At one time the elite was nervous about us all looking alike, passing sumptuary laws to preserve visual lines of power. An English proclamation of 1597, for instance. forbid all those below the rank of Earl and Knights of the Garter from wearing “Silke of purple color.” Later, on these shores, the New York Tribune of 1895 sniffed disapprovingly about the “dress parade” of African Americans who strolled up and down “African Broadway” on 7th Avenue between 27th and 40th streets, decked out in fine clothes, dressing above their station.

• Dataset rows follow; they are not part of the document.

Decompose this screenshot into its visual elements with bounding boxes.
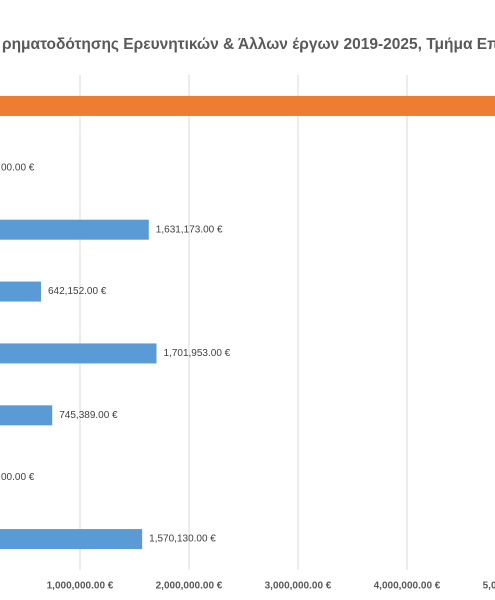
bar xyxy=(0,95,495,116)
value-label: 00.00 € xyxy=(1,162,35,173)
bar xyxy=(0,529,143,550)
value-label: 1,631,173.00 € xyxy=(156,224,223,235)
value-label: 642,152.00 € xyxy=(48,286,107,297)
value-label: 1,701,953.00 € xyxy=(164,348,231,359)
x-tick-label: 2,000,000.00 € xyxy=(156,581,223,592)
bar xyxy=(0,281,41,302)
x-tick-label: 1,000,000.00 € xyxy=(47,581,114,592)
chart-title: ρηματοδότησης Ερευνητικών & Άλλων έργων … xyxy=(2,36,495,53)
x-tick-label: 3,000,000.00 € xyxy=(265,581,332,592)
value-label: 00.00 € xyxy=(1,472,35,483)
x-tick-label: 5,000,000.00 € xyxy=(483,581,495,592)
bar xyxy=(0,343,157,364)
bar xyxy=(0,219,149,240)
bar xyxy=(0,405,53,426)
x-tick-label: 4,000,000.00 € xyxy=(374,581,441,592)
value-label: 1,570,130.00 € xyxy=(149,534,216,545)
value-label: 745,389.00 € xyxy=(59,410,118,421)
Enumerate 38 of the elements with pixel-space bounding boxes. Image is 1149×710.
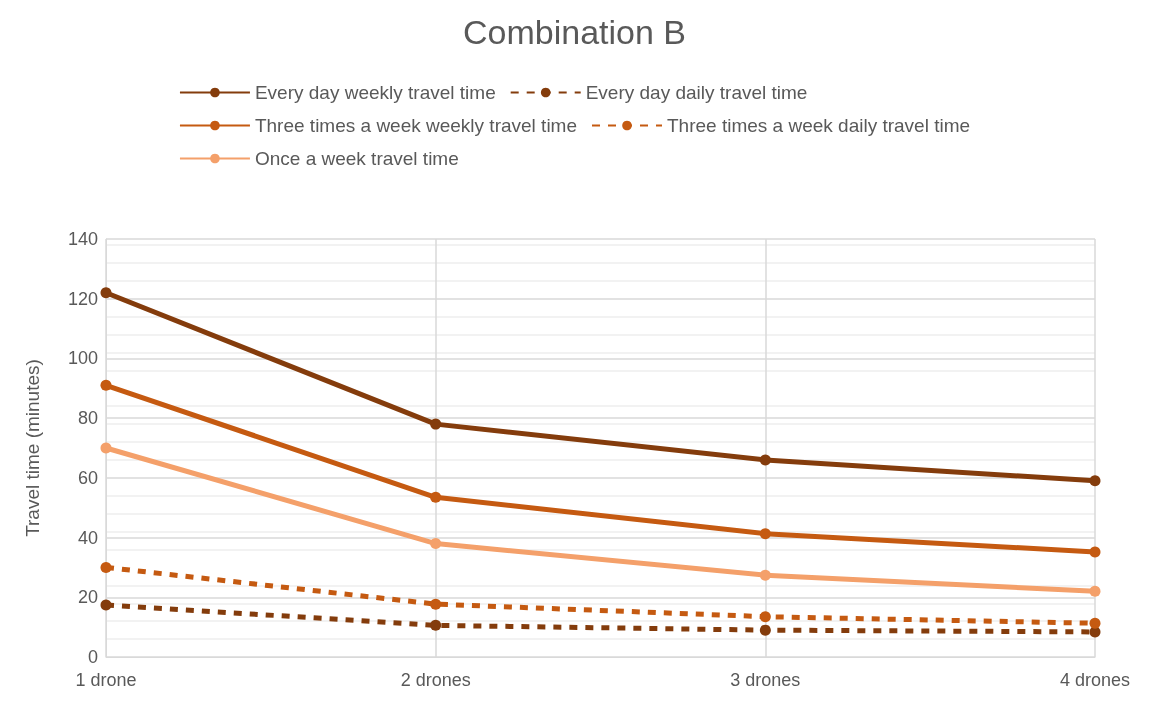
point — [100, 442, 112, 454]
point — [759, 611, 771, 623]
point — [430, 491, 442, 503]
x-tick-label: 1 drone — [75, 670, 137, 690]
y-tick-label: 0 — [87, 647, 98, 667]
legend-label: Once a week travel time — [254, 148, 459, 169]
legend-label: Three times a week daily travel time — [667, 115, 971, 136]
x-tick-label: 4 drones — [1059, 670, 1131, 690]
point — [100, 379, 112, 391]
y-tick-label: 60 — [77, 467, 98, 488]
point — [100, 599, 112, 611]
y-tick-label: 40 — [77, 527, 98, 548]
point — [759, 454, 771, 466]
point — [759, 569, 771, 581]
x-tick-label: 2 drones — [400, 670, 471, 690]
chart-title: Combination B — [462, 13, 687, 51]
point — [759, 624, 771, 636]
y-axis-title: Travel time (minutes) — [22, 359, 43, 537]
point — [430, 418, 442, 430]
point — [100, 561, 112, 573]
y-tick-label: 100 — [67, 348, 98, 369]
point — [100, 287, 112, 299]
point — [430, 598, 442, 610]
point — [1089, 585, 1101, 597]
legend-label: Three times a week weekly travel time — [254, 115, 578, 136]
legend-label: Every day weekly travel time — [254, 82, 496, 103]
x-tick-label: 3 drones — [730, 670, 801, 690]
legend-label: Every day daily travel time — [585, 82, 808, 103]
point — [430, 619, 442, 631]
point — [759, 528, 771, 540]
y-tick-label: 140 — [67, 229, 98, 249]
y-tick-label: 80 — [77, 408, 98, 429]
point — [430, 538, 442, 550]
y-tick-label: 120 — [67, 288, 98, 309]
point — [1089, 475, 1101, 487]
point — [1089, 617, 1101, 629]
point — [1089, 546, 1101, 558]
y-tick-label: 20 — [77, 587, 98, 608]
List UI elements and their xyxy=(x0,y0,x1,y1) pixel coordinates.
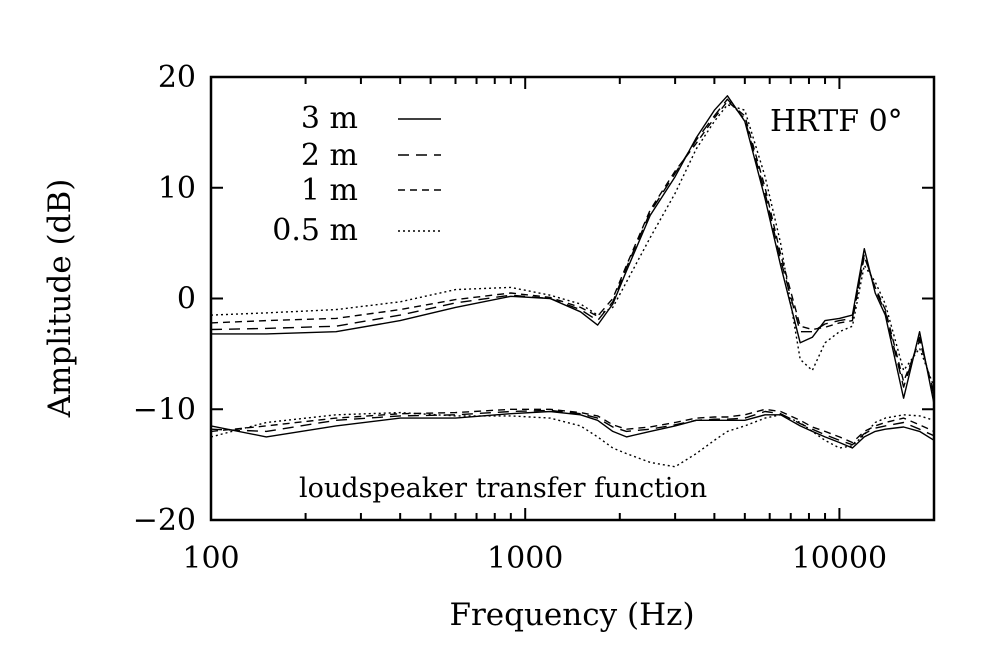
y-tick-label: −20 xyxy=(133,503,196,538)
x-tick-label: 100 xyxy=(182,541,239,576)
series-3m-hrtf xyxy=(211,95,934,404)
series-2m-hrtf xyxy=(211,98,934,397)
legend-label-05m: 0.5 m xyxy=(272,213,358,248)
series-05m-loudspeaker xyxy=(211,411,934,468)
series-2m-loudspeaker xyxy=(211,409,934,446)
x-tick-label: 1000 xyxy=(487,541,563,576)
y-tick-label: 10 xyxy=(158,171,196,206)
series-1m-hrtf xyxy=(211,100,934,393)
axis-ticks xyxy=(210,76,935,521)
y-tick-label: 20 xyxy=(158,60,196,95)
data-series xyxy=(211,95,934,468)
legend-label-1m: 1 m xyxy=(301,173,358,208)
series-3m-loudspeaker xyxy=(211,410,934,449)
hrtf-annotation: HRTF 0° xyxy=(770,104,903,139)
y-tick-label: −10 xyxy=(133,392,196,427)
series-1m-loudspeaker xyxy=(211,408,934,444)
x-tick-label: 10000 xyxy=(792,541,887,576)
loudspeaker-annotation: loudspeaker transfer function xyxy=(299,473,707,504)
legend: 3 m 2 m 1 m 0.5 m xyxy=(272,101,441,248)
x-axis-label: Frequency (Hz) xyxy=(449,597,694,633)
legend-label-2m: 2 m xyxy=(301,138,358,173)
legend-label-3m: 3 m xyxy=(301,101,358,136)
y-tick-label: 0 xyxy=(177,282,196,317)
y-axis-label: Amplitude (dB) xyxy=(42,179,78,419)
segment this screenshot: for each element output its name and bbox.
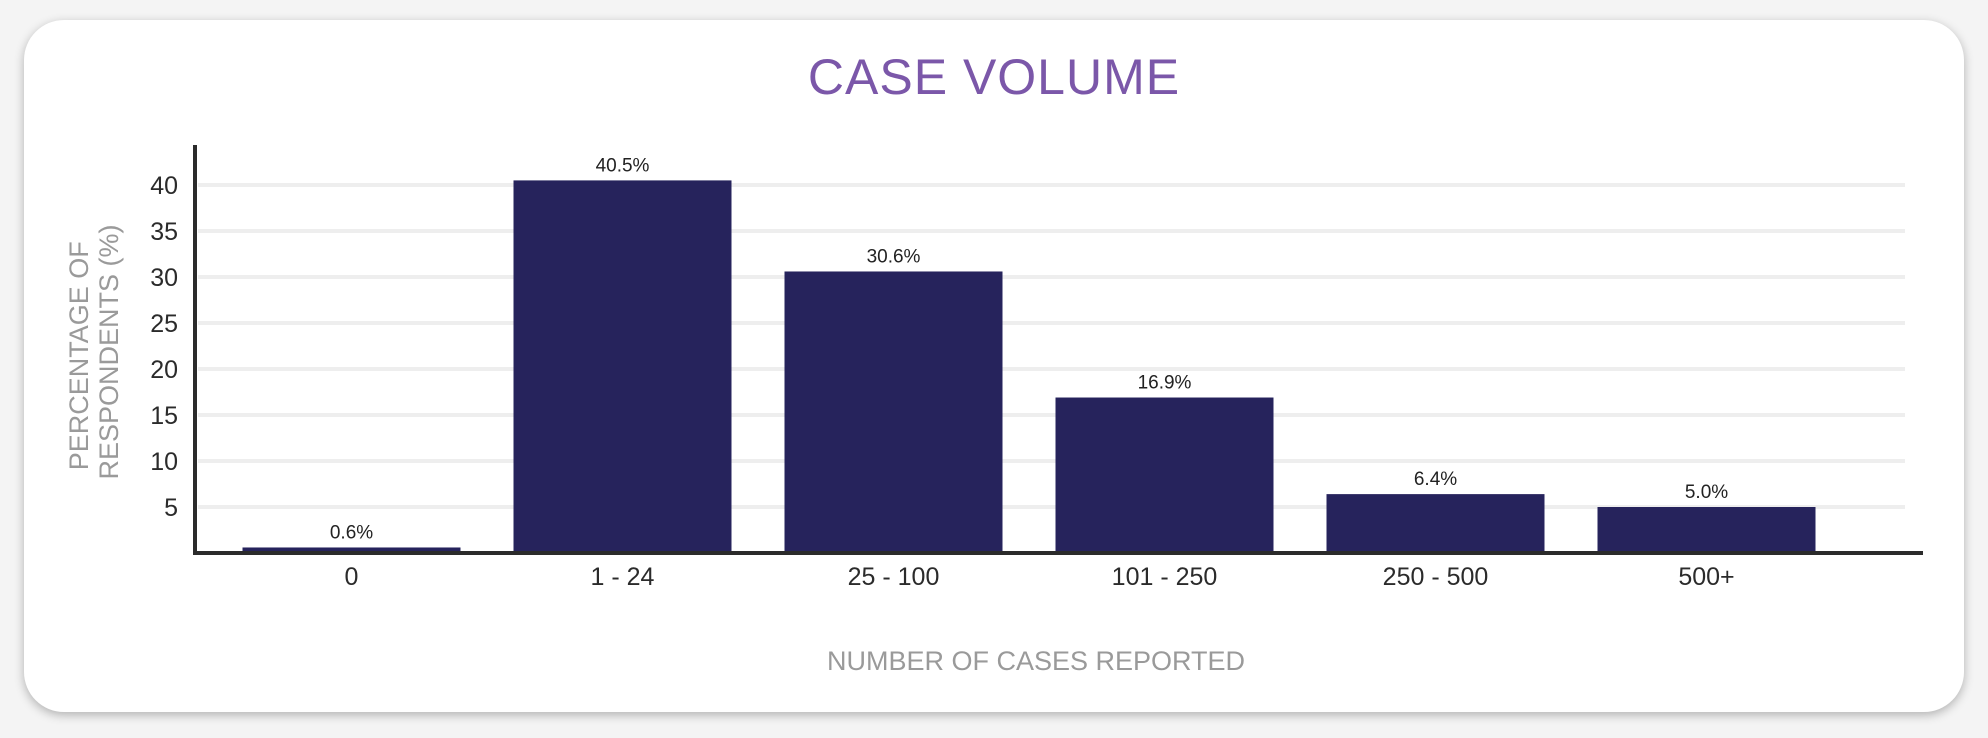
bar-250-500: [1326, 494, 1545, 553]
x-tick-labels: 0 1 - 24 25 - 100 101 - 250 250 - 500 500+: [345, 563, 1735, 591]
gridlines: [198, 183, 1905, 509]
data-label: 16.9%: [1138, 373, 1192, 394]
data-label: 30.6%: [867, 246, 921, 267]
y-tick-label: 5: [164, 494, 178, 522]
y-tick-label: 35: [150, 218, 178, 246]
bar-101-250: [1055, 397, 1274, 553]
y-axis-title-line-2: RESPONDENTS (%): [94, 224, 124, 479]
bar-1-24: [513, 180, 732, 553]
bar-25-100: [784, 271, 1003, 553]
bars: [242, 180, 1816, 553]
x-axis-title: NUMBER OF CASES REPORTED: [827, 646, 1245, 676]
y-tick-labels: 5 10 15 20 25 30 35 40: [150, 172, 178, 522]
data-label: 6.4%: [1414, 469, 1457, 490]
data-labels: 0.6% 40.5% 30.6% 16.9% 6.4% 5.0%: [330, 155, 1728, 543]
bar-500plus: [1597, 507, 1816, 553]
data-label: 40.5%: [596, 155, 650, 176]
data-label: 0.6%: [330, 522, 373, 543]
y-tick-label: 10: [150, 448, 178, 476]
x-tick-label: 1 - 24: [591, 563, 655, 591]
x-tick-label: 0: [345, 563, 359, 591]
x-tick-label: 250 - 500: [1383, 563, 1489, 591]
x-tick-label: 101 - 250: [1112, 563, 1218, 591]
y-tick-label: 40: [150, 172, 178, 200]
bar-0: [242, 547, 461, 553]
y-tick-label: 15: [150, 402, 178, 430]
data-label: 5.0%: [1685, 482, 1728, 503]
y-tick-label: 25: [150, 310, 178, 338]
chart-title: CASE VOLUME: [807, 49, 1181, 105]
y-axis-title-line-1: PERCENTAGE OF: [64, 241, 94, 470]
x-tick-label: 25 - 100: [848, 563, 940, 591]
x-tick-label: 500+: [1678, 563, 1734, 591]
y-tick-label: 30: [150, 264, 178, 292]
y-axis-title: PERCENTAGE OF RESPONDENTS (%): [64, 224, 124, 479]
y-tick-label: 20: [150, 356, 178, 384]
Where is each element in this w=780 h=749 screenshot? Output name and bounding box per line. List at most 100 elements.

But we live in different, more “democratic,” times now. A pinko like me can dress like a proper bourgeois and George Bush can dress like a retired postal worker barbecuing in his back yard. Surely this is progress, a triumph of egalitarianism.

It is not.

We may all look the same but we are decidedly not the same. George Bush has more money, more power, and more privilege than me or you or any retired postal worker will ever have.

In the old days you could tell who the elite was: they were the ones with mutton chop sideburns, long black coats and high stovepipe hats. That’s also what made them vulnerable: their distinctive dress was an open rebuke to a so-called democracy. Today, however, they walk among us, blending into the sea of khakis. Over the past few centuries of democracy the elite may have had to abandon some of their arrogant privilege – no longer can they ride rough over the fields of peasants during their fox hunts – but they’ve received something far more valuable in return: invisibility.

Let the elite have leisure wear, it’s time for us to reclaim the suit!